A arte vitaliza os sentimentos

Conta uma história que algumas pessoas construíram uma casa sem janelas com o interior completamente escuro. Para levar luz, encheram baldes de luz solar e tentaram transportar para o interior da casa. Ficaram admirados porque seus esforços não obtiveram sucesso.

No mundo moderno encontramos uma sombra na nossa corporeidade, na nossa experiência psicológica. Para aliviar esta carência muitas vezes descarregamos elementos artificiais no nosso mundo interno que, supostamente, deveriam trazer luz: pílulas para rejusvenescer ou drogas; ou pílulas que reforçam a memória ou que nos deixam eufóricos. Esquecemos que deste modo jamais se acende uma verdadeira luz interior.

A situação dos baldes de luz é uma imagem efetiva do panorama da modernidade. As sombras dominam o ser humano e não é à força ou com recursos artificias que se consegue iluminá-las. As janelas podem ser abertas com força própria. Só assim flui através dos sentidos e das “janelas da alma“ o mundo luminoso de que fala o filósofo indiano, Tagore: “...o mundo é o nosso segundo corpo. Com ele colocamos em harmonia completa o nosso pequeno corpo. Do universo de luz, som, contato, provém um chamado contínuo para os nossos olhos, ouvidos e membros. E a resposta a esse chamado é um ser pleno, satisfeito consigo e com os outros que consequentemente contribui para o equilíbrio do universo...“

Estamos diante de um alerta para abrirmos as janelas dos nossos sentidos; para um respiro profundo e liberatório; para nos abrirmos para a mensagem da natureza e da arte. Quem responde a esta mensagem e ao apelo da luz, do som, da cor, do odor?

É o nosso sentimento.

Atualmente o nosso sentimento está subnutrido. Por isso há uma difusão de doenças do sentimento entre elas a depressão e o medo. Além disso, a carência de vida do nosso sentimento cria pânico para encararmos os conflitos da vida moderna. São as forças do sentimento que fazem do homem um verdadeiro ser. São forças que devem ser permamentemente captadas, exercitadas e intensificadas para serem eficientes. Podemos alcançá-la de várias maneiras, por exemplo, através da vida religiosa, da vida espiritual, graças a uma disciplina interior, ou de maneira particular no âmbito das atividades artísticas. Mas o que é na realidade a essência da atividade artística ou ser receptivo à arte?

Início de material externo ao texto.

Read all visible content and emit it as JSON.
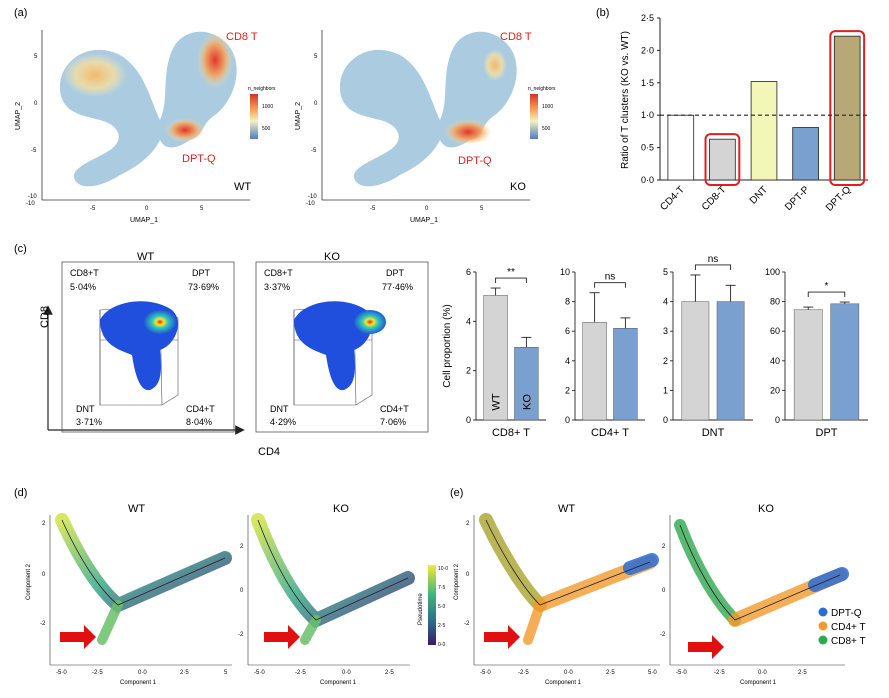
{
  "panel_labels": {
    "a": "(a)",
    "b": "(b)",
    "c": "(c)",
    "d": "(d)",
    "e": "(e)"
  },
  "colors": {
    "red": "#e02020",
    "grey": "#d4d4d4",
    "blue": "#7aa0d0",
    "yellow": "#f2f7b8",
    "olive": "#b8a877",
    "white": "#ffffff"
  },
  "panel_a": {
    "plots": [
      {
        "condition": "WT",
        "xlabel": "UMAP_1",
        "ylabel": "UMAP_2",
        "legend_title": "n_neighbors",
        "legend_ticks": [
          "1000",
          "500"
        ],
        "labels": {
          "cd8": "CD8 T",
          "dptq": "DPT-Q"
        }
      },
      {
        "condition": "KO",
        "xlabel": "UMAP_1",
        "ylabel": "UMAP_2",
        "legend_title": "n_neighbors",
        "legend_ticks": [
          "1000",
          "500"
        ],
        "labels": {
          "cd8": "CD8 T",
          "dptq": "DPT-Q"
        }
      }
    ],
    "xticks": [
      "-10",
      "-5",
      "0",
      "5"
    ],
    "yticks": [
      "5",
      "0",
      "-5",
      "-10"
    ]
  },
  "panel_c_flow": {
    "axis_y": "CD8",
    "axis_x": "CD4",
    "plots": [
      {
        "title": "WT",
        "q_cd8": "CD8+T",
        "v_cd8": "5·04%",
        "q_dpt": "DPT",
        "v_dpt": "73·69%",
        "q_dnt": "DNT",
        "v_dnt": "3·71%",
        "q_cd4": "CD4+T",
        "v_cd4": "8·04%"
      },
      {
        "title": "KO",
        "q_cd8": "CD8+T",
        "v_cd8": "3·37%",
        "q_dpt": "DPT",
        "v_dpt": "77·46%",
        "q_dnt": "DNT",
        "v_dnt": "4·29%",
        "q_cd4": "CD4+T",
        "v_cd4": "7·06%"
      }
    ]
  },
  "panel_de": {
    "d_titles": [
      "WT",
      "KO"
    ],
    "e_titles": [
      "WT",
      "KO"
    ],
    "xlabel": "Component 1",
    "ylabel": "Component 2",
    "xticks": [
      "-5·0",
      "-2·5",
      "0·0",
      "2·5",
      "5"
    ],
    "xticks_e": [
      "-5·0",
      "-2·5",
      "0·0",
      "2·5",
      "5·0"
    ],
    "yticks": [
      "2",
      "0",
      "-2"
    ],
    "pseudotime_label": "Pseudotime",
    "pseudotime_ticks": [
      "10·0",
      "7·5",
      "5·0",
      "2·5",
      "0·0"
    ],
    "e_legend": [
      {
        "label": "DPT-Q",
        "color": "#2a6bd6"
      },
      {
        "label": "CD4+ T",
        "color": "#f29a2e"
      },
      {
        "label": "CD8+ T",
        "color": "#2fa84f"
      }
    ]
  },
  "chart_data": [
    {
      "id": "b",
      "type": "bar",
      "categories": [
        "CD4-T",
        "CD8-T",
        "DNT",
        "DPT-P",
        "DPT-Q"
      ],
      "values": [
        1.0,
        0.63,
        1.52,
        0.81,
        2.22
      ],
      "ylabel": "Ratio of T clusters (KO vs. WT)",
      "ylim": [
        0,
        2.5
      ],
      "yticks": [
        "0·0",
        "0·5",
        "1·0",
        "1·5",
        "2·0",
        "2·5"
      ],
      "reference_line": 1.0,
      "highlighted": [
        "CD8-T",
        "DPT-Q"
      ]
    },
    {
      "id": "c1",
      "type": "bar",
      "xlabel": "CD8+ T",
      "ylabel": "Cell proportion (%)",
      "categories": [
        "WT",
        "KO"
      ],
      "values": [
        5.05,
        2.95
      ],
      "errors": [
        0.3,
        0.4
      ],
      "ylim": [
        0,
        6
      ],
      "yticks": [
        "0",
        "2",
        "4",
        "6"
      ],
      "significance": "**",
      "bar_labels": [
        "WT",
        "KO"
      ]
    },
    {
      "id": "c2",
      "type": "bar",
      "xlabel": "CD4+ T",
      "categories": [
        "WT",
        "KO"
      ],
      "values": [
        6.6,
        6.2
      ],
      "errors": [
        2.0,
        0.7
      ],
      "ylim": [
        0,
        10
      ],
      "yticks": [
        "0",
        "2",
        "4",
        "6",
        "8",
        "10"
      ],
      "significance": "ns"
    },
    {
      "id": "c3",
      "type": "bar",
      "xlabel": "DNT",
      "categories": [
        "WT",
        "KO"
      ],
      "values": [
        4.0,
        4.0
      ],
      "errors": [
        0.9,
        0.55
      ],
      "ylim": [
        0,
        5
      ],
      "yticks": [
        "0",
        "1",
        "2",
        "3",
        "4",
        "5"
      ],
      "significance": "ns"
    },
    {
      "id": "c4",
      "type": "bar",
      "xlabel": "DPT",
      "categories": [
        "WT",
        "KO"
      ],
      "values": [
        74.5,
        78.5
      ],
      "errors": [
        1.8,
        1.2
      ],
      "ylim": [
        0,
        100
      ],
      "yticks": [
        "0",
        "20",
        "40",
        "60",
        "80",
        "100"
      ],
      "significance": "*"
    }
  ]
}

No processo artístico é indispensável a participação com todo o calor do sentimento, com atenção, dedicação a este processo e estarmos prontos para enfrentar as lutas internas. Trata-se de ativar as forças psíquicas; de identificar-se com o elemento artístico, com a cor, com a forma, com o som, o instrumento musical. Quando feito deve ser levado a sério. A arte como brincadeira dá apenas um gostinho superficial, sem uma ação realmente íntima. Permanecemos na periferia, e chegamos no máximo a um prazer estético. A potencialidade real do sentimento é muito importante e não deve ser subestimada. É ela que deve se transformar em força de luz e de calor. A arte pode ser praticada por qualquer pessoa. Porém, não se vitaliza o sentimento com uma atividade que distraia mas graças a um recolhimento.